Horseback riding is one of those things that forces life lessons on you even when you don't want them. It's like philosophy punching you down the throat. Via a half-ton animal.
I went out to the stables last night hoping for an easy ride. I've been a little worked up and tense about things in my day to day life: book release, wedding stuff, work stuff. The temperature was perfect and it was a glorious blue-sky day, so I figured I'd pull out Giraffe and do some fun, easy fieldwork.
Well, I did fieldwork, but it was neither easy nor fun.
Writing's like that too sometimes. Even when you come up with a stellar idea, you have days (or weeks) where you sit down in front of a blank page and just stare at it. Like all creative ventures, it's not enough to have all the right parts of the equation. Idea + Motivation + Skill = Good Book in theory, but in practice, there's another variable in there.
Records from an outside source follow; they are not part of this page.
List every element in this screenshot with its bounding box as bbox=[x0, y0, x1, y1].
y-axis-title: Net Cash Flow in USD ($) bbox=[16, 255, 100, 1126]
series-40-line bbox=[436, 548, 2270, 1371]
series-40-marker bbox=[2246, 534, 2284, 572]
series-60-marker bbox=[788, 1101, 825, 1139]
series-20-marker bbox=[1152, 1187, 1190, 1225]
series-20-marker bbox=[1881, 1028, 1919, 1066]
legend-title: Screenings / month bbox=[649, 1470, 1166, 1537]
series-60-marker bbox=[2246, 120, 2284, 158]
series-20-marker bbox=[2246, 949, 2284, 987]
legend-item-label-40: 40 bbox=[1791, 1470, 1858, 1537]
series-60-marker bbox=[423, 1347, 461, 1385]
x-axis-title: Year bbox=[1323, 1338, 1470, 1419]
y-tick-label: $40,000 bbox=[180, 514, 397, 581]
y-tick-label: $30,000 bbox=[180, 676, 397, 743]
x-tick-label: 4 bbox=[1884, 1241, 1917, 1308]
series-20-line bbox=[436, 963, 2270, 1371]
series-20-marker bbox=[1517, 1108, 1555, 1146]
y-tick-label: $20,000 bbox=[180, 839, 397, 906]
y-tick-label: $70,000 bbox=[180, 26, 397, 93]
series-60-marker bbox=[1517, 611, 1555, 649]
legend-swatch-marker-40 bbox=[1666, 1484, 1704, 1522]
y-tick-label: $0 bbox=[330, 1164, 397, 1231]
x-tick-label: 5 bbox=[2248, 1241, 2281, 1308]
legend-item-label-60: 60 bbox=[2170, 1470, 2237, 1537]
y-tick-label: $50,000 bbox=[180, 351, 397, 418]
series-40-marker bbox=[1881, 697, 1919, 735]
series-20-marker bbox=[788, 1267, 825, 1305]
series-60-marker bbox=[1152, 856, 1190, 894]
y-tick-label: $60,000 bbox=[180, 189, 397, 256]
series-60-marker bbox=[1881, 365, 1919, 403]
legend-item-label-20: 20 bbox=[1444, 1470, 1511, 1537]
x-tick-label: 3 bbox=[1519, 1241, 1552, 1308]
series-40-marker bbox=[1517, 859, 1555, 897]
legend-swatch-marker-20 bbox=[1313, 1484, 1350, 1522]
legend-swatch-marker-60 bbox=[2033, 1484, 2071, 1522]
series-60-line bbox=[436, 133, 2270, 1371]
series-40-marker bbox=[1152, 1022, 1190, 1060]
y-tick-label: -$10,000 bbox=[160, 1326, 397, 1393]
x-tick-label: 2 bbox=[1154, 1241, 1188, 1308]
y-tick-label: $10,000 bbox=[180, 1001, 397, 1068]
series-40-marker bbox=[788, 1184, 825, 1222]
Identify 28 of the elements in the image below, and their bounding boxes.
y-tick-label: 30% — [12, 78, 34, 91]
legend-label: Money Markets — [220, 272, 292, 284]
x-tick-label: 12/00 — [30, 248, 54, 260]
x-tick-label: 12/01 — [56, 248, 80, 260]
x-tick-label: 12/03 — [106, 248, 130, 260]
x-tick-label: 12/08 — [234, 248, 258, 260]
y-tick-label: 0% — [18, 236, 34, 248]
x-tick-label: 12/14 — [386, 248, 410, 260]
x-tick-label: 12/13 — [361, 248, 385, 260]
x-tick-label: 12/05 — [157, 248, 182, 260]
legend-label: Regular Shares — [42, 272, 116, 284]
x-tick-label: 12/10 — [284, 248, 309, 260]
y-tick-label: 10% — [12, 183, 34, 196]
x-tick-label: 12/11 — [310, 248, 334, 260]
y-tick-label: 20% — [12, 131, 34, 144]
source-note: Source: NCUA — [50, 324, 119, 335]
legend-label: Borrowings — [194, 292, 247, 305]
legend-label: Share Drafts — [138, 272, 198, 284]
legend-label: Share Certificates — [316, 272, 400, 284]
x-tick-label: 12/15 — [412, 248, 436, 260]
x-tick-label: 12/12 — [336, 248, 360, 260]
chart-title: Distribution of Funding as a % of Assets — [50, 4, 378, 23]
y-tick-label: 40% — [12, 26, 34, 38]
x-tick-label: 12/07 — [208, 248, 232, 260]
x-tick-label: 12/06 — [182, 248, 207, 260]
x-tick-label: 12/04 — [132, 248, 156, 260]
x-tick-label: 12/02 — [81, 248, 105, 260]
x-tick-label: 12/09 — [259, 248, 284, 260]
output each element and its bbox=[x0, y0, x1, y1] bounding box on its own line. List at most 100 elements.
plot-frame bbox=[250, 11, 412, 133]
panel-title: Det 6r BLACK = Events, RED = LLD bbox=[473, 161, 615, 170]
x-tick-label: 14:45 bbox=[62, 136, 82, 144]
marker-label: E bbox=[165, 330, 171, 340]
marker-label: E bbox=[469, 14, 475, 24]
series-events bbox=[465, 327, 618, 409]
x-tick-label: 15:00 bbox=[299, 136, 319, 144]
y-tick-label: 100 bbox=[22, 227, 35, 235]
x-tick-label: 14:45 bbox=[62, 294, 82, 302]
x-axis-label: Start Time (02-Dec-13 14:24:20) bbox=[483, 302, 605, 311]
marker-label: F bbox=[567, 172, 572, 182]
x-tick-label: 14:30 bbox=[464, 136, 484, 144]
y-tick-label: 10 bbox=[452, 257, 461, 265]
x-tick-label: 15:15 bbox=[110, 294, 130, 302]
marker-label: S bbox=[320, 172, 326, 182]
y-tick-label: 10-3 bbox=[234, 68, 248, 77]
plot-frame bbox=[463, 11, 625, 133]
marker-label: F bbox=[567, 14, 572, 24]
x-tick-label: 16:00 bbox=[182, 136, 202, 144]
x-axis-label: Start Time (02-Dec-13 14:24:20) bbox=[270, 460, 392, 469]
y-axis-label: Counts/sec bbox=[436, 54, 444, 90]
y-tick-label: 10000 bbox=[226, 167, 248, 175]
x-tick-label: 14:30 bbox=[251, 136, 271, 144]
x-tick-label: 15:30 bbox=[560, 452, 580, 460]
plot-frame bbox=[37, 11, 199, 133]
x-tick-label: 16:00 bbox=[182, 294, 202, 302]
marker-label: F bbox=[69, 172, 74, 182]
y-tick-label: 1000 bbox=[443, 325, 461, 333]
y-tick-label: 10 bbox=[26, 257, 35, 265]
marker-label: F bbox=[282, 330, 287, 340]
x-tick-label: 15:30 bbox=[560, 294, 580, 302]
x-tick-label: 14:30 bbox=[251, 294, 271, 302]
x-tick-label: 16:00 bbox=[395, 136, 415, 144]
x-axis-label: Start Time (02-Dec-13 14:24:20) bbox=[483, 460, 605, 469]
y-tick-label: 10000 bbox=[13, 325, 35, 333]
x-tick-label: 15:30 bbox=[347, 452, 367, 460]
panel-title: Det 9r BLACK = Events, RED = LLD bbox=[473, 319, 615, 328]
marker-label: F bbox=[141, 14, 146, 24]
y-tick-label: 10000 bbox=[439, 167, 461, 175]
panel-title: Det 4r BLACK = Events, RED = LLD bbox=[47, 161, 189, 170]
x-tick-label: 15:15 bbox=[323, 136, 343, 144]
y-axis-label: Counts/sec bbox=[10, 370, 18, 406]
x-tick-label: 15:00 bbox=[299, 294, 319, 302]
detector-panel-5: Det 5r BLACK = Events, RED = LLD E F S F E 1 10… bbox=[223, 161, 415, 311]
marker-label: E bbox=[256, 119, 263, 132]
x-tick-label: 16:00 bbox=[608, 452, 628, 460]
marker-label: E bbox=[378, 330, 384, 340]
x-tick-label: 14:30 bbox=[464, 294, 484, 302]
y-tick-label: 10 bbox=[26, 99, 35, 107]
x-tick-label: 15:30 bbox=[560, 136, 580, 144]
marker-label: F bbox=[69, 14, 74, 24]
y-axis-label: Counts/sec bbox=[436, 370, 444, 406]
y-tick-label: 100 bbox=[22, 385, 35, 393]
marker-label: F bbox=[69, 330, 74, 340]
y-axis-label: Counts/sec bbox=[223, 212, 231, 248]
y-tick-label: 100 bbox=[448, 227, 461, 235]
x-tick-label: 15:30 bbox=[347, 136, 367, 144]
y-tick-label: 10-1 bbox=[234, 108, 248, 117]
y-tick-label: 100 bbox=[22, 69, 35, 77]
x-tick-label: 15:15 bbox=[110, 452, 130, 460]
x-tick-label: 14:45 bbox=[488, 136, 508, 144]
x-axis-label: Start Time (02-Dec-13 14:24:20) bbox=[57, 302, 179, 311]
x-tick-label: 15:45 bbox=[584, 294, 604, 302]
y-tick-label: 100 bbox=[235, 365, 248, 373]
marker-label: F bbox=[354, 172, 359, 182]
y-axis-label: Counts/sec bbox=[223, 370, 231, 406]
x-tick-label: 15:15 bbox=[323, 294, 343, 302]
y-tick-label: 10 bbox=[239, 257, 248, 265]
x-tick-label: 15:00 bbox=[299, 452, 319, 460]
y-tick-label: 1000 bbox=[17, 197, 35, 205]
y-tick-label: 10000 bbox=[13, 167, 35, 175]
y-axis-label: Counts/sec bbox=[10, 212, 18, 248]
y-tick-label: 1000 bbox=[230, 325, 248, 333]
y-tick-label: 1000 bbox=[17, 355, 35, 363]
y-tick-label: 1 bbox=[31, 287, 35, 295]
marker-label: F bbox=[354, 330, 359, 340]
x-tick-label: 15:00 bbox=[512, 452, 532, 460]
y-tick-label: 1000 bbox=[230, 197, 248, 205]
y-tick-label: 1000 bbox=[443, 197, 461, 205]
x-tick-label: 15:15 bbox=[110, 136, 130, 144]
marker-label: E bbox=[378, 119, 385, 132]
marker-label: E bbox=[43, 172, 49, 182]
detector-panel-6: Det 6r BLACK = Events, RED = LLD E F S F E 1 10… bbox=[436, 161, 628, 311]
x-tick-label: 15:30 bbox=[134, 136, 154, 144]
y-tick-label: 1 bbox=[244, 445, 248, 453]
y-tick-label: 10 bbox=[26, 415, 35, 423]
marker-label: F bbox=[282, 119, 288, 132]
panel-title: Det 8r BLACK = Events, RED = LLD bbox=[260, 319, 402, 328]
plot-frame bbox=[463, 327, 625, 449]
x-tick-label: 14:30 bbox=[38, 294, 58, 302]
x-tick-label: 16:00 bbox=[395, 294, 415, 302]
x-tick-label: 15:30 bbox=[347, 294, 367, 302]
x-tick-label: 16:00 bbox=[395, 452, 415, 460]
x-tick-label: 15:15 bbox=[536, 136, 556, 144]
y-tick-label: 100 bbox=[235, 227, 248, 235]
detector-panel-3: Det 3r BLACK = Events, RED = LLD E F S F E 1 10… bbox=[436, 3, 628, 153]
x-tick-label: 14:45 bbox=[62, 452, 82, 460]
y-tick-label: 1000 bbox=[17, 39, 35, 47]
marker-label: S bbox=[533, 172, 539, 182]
You need that extra something; spark or inspiration or what have you.
It's more like this: Idea + Motivation + Skill + X = Good Book. And you spend all your time solving for X.
Last night I went out on horseback hoping for a fun ride, and instead the horse freaked out at everything. We did a bucking/rearing tour of, let's see... a tractor (MONSTER), a creek (WATER MONSTER), a bush (ALSO MONSTER), and as far as I could tell, empty air (MONSTER MONSTER MONSTER).
I've been riding for a long time, and my specialty is problem horses, so I never actually came off in the field - it happens to me, of course, just not very often. But when I dismounted and went to run up the stirrups before heading in, the horse swung his head around to nuzzle me and jammed the bone of his nose into my finger.
To clarify, the last time a horse full-on clocked me with its nose, it broke my nose.
Talk about adding insult to injury. I came out of a fairly harrowing hour of riding completely unscathed, only to have the horse mess me up by accident on the ground.
Like with writing, there is no getting around it: occasionally the things you love just aren't any fun. Occasionally all your efforts just blow up in your face. Sometimes you ride the tiger; sometimes the tiger rides you.
How well you can roll with the punches is what makes or breaks you, I guess. Nobody really wants to spend an evening debating whether or not their finger is broken, but it is what it is. You either suck it up, let it go, and move on, or you don't come back.
I keep coming back, broken bones and all.